(706b) Influence of Sonication Conditions and Wrapping Type on Yield and Fluorescent Quality of Noncovalently Functionalized Single-Walled Carbon Nanotubes

As nanomaterials have become more accessible and manufacturable, nanoscale biosensors have become an increasingly relevant area of research. One such nanomaterial is the suspended single-walled carbon nanotube (SWNT), which fluoresces in the near-infrared window of biological material, making it ideal for in vivo applications. SWNT may be suspended in water if wrapped with an amphiphilic polymer or surfactant; the suspended SWNT can act as a simple optical probe or as a sensor by engineering the wrapping to have selective domains that cause a change in fluorescence when bound by a target analyte. The process of suspending nanotubes is typically achieved by sonication. While much application-focused research has been performed on suspended SWNT sensors and probes, little has been done to understand factors affecting SWNT fluorescent quality after suspension. We have explored effects of sonication power and duration on an array of 9 potential wrappings including proteins, DNA, oligosaccharides, polysaccharides, synthetic polymers, and surfactant solutions.
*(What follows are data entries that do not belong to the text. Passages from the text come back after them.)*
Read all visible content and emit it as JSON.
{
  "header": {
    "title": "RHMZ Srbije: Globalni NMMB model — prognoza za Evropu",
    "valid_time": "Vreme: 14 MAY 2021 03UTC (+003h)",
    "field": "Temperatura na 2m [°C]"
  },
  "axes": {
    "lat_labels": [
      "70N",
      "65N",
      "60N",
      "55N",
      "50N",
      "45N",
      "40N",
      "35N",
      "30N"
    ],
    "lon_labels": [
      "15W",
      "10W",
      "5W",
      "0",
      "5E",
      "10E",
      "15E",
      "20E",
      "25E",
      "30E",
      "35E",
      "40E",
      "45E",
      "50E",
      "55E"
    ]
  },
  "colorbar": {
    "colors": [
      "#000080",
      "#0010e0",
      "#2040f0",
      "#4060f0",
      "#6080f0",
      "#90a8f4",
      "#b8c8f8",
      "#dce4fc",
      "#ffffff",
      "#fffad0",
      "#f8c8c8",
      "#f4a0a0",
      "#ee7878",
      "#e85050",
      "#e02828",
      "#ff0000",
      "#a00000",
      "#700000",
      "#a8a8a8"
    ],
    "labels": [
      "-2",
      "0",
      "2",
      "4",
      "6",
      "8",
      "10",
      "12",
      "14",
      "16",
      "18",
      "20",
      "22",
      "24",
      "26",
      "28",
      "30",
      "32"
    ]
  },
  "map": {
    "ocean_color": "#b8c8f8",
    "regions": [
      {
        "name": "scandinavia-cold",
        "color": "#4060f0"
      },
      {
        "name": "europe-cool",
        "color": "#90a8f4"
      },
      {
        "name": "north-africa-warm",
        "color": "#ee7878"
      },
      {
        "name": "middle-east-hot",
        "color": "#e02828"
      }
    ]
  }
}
Optimal sonication conditions were found to vary on an individual wrapping basis. Trends between polymer length and fluorescence properties suggest fragmentation of the wrapping to play a role in SWNT functionalization. These trends may be used to predict optimal processing conditions to create suspended SWNT with maximal start fluorescence for various wrapping types, improving sensor dynamic range and sensitivity. These results also point to the need for control of sonication conditions in large scale synthesis to ensure tighter batch to batch reproducibility of nanotube sensors.